We need to recognize that the issue of our first nations people is something that has been a challenge for the government to ensure fair representation in terms of what their interests and their will would be and how effective the government is in working with our first nation communities. We have found the government to be very lacking, to be honest. There is a lot more that the government could be doing in terms of working with our first nations to build a consensus, as opposed to what has been a typical style of the government in dealing with our first nation issues, which is to act as opposed to work with our first nation leadership.
Over many years, as a parliamentarian, I have been afforded the opportunity of visiting reserves and just having caucus discussions and meetings with many different first nation leaders and aboriginal communities.
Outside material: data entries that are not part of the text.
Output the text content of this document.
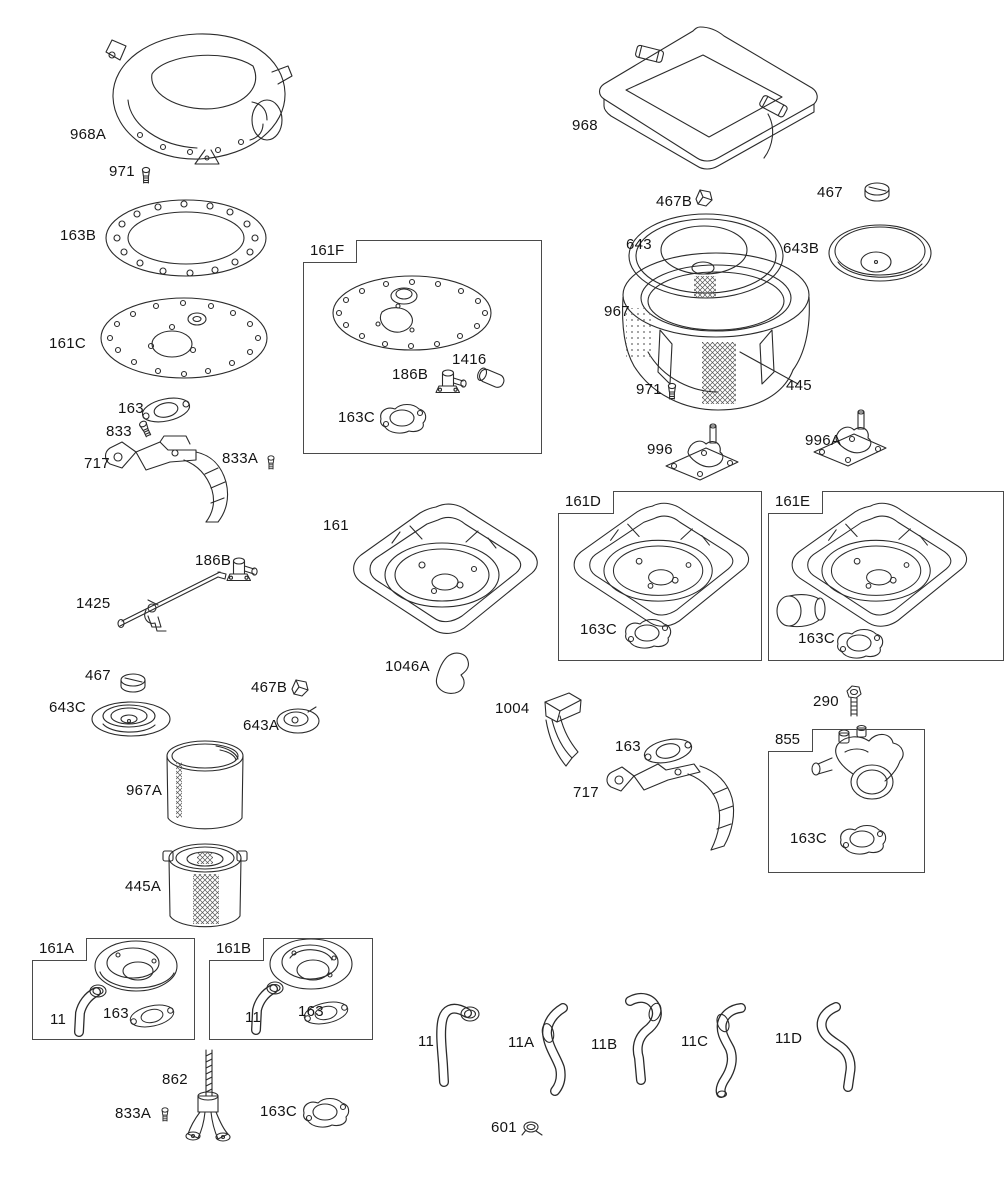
161F
161D	161E
855
161A	161B
968A
971
163B
161C
163
833
717	833A
968
467B
467
643	643B
967
971	445
996
996A
161
186B
1425
1046A
1004
163
717
290
467
643C
467B
643A
967A
445A
11	11A	11B	11C	11D
862
833A	163C
601
1416
186B
163C
163C
163C
163C
11 163	11 163
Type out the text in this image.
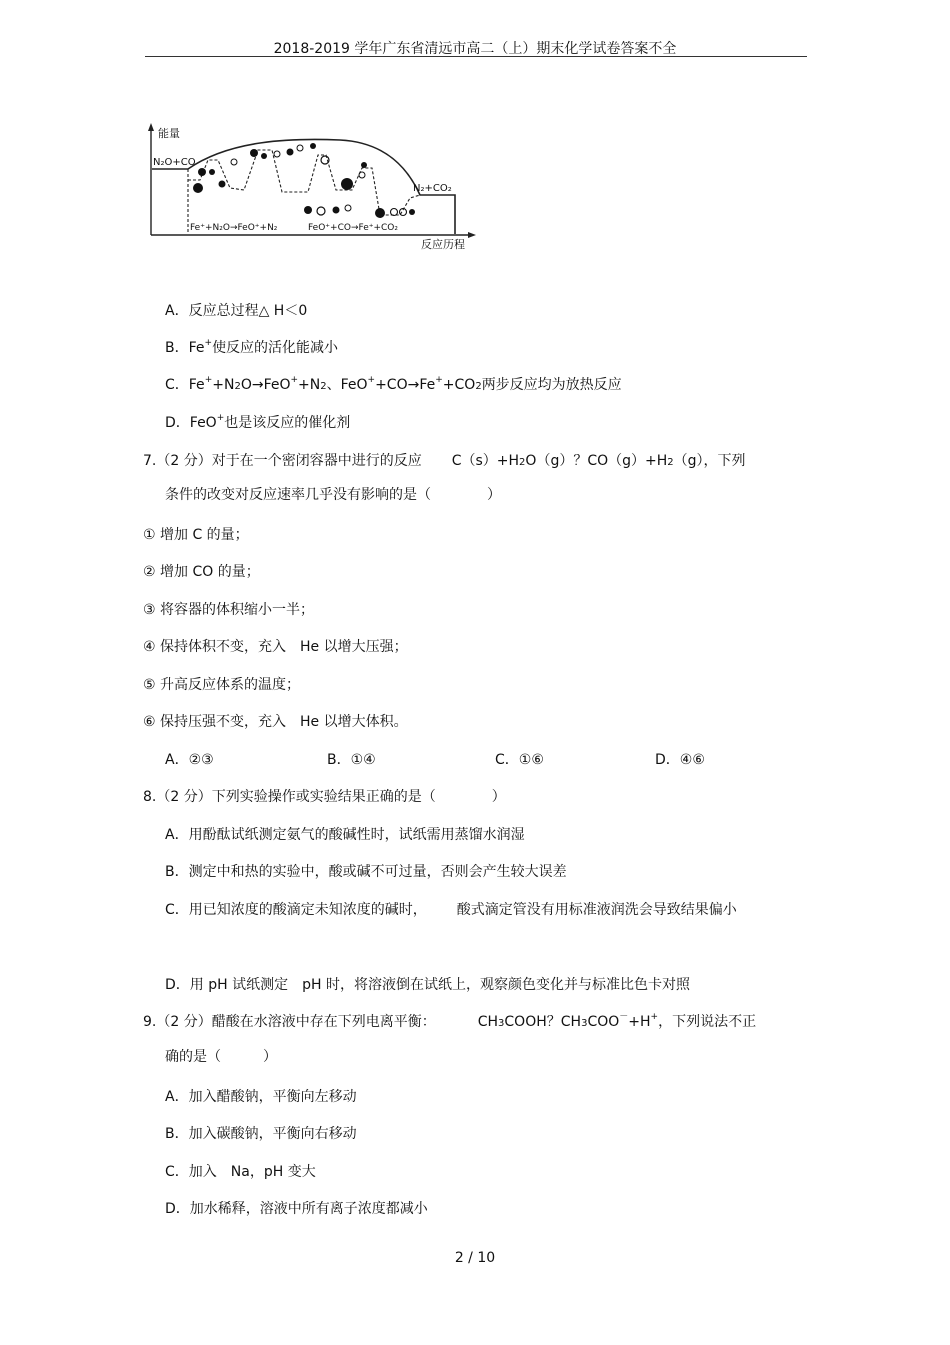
2018-2019 学年广东省清远市高二（上）期末化学试卷答案不全
能量
反应历程
N₂O+CO
N₂+CO₂
Fe⁺+N₂O→FeO⁺+N₂	FeO⁺+CO→Fe⁺+CO₂
A．反应总过程△ H＜0
B．Fe+使反应的活化能减小
C．Fe++N2O→FeO++N2、FeO++CO→Fe++CO2两步反应均为放热反应
D．FeO+也是该反应的催化剂
7.（2 分）对于在一个密闭容器中进行的反应 C（s）+H2O（g）？CO（g）+H2（g），下列
条件的改变对反应速率几乎没有影响的是（　　　　）
① 增加 C 的量；
② 增加 CO 的量；
③ 将容器的体积缩小一半；
④ 保持体积不变，充入　He 以增大压强；
⑤ 升高反应体系的温度；
⑥ 保持压强不变，充入　He 以增大体积。
A．②③	B．①④	C．①⑥	D．④⑥
8.（2 分）下列实验操作或实验结果正确的是（　　　　）
A．用酚酞试纸测定氨气的酸碱性时，试纸需用蒸馏水润湿
B．测定中和热的实验中，酸或碱不可过量，否则会产生较大误差
C．用已知浓度的酸滴定未知浓度的碱时， 酸式滴定管没有用标准液润洗会导致结果偏小
D．用 pH 试纸测定　pH 时，将溶液倒在试纸上，观察颜色变化并与标准比色卡对照
9.（2 分）醋酸在水溶液中存在下列电离平衡：	CH3COOH？CH3COO－+H+，下列说法不正
确的是（　　　）
A．加入醋酸钠，平衡向左移动
B．加入碳酸钠，平衡向右移动
C．加入　Na，pH 变大
D．加水稀释，溶液中所有离子浓度都减小
2 / 10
I think we are selling them short. The government is missing a real opportunity to make a very strong, tangible difference in not working with the leadership and trying to build a consensus. That is something on which I would challenge the government to move toward.
At the end if the day, if we want to try to have more harmony, if we want to try to make a difference, it is very important that we start co-operating with our first nations leadership. When we talk about wills and estates and in particular this report, it has been pointed out, whether directly or indirectly, that there are many needs out there and there is a general feeling that consultation is something that has not been taking place.
We look to the government to try, in good faith, to make a difference. One of the ways it can make a difference is to start working with the many different strong personalities within our first nations and aboriginal communities.
In the letter addressed to us, we find that the government acknowledges that the land is often the most valuable asset in an estate, and through the enactment of other recent legislation, the government has taken steps to improve conditions for individuals on reserves affected by wills and estates—for example, the Family Homes on Reserves and Matrimonial Interests or Rights Act, which will be fully enforced on December 16. It is happening very quickly. This seeks to provide basic rights and protections to individuals on reserves, including upon the death of a spouse or common-law partner, regarding the family home and other matrimonial interests or rights. It would also enable first nations to develop their own matrimonial real property law, subject to ratification by their members.
Members of the House will be very much aware of the Liberal Party. I almost said “official opposition” and at times we feel as if we are the only opposition inside the House.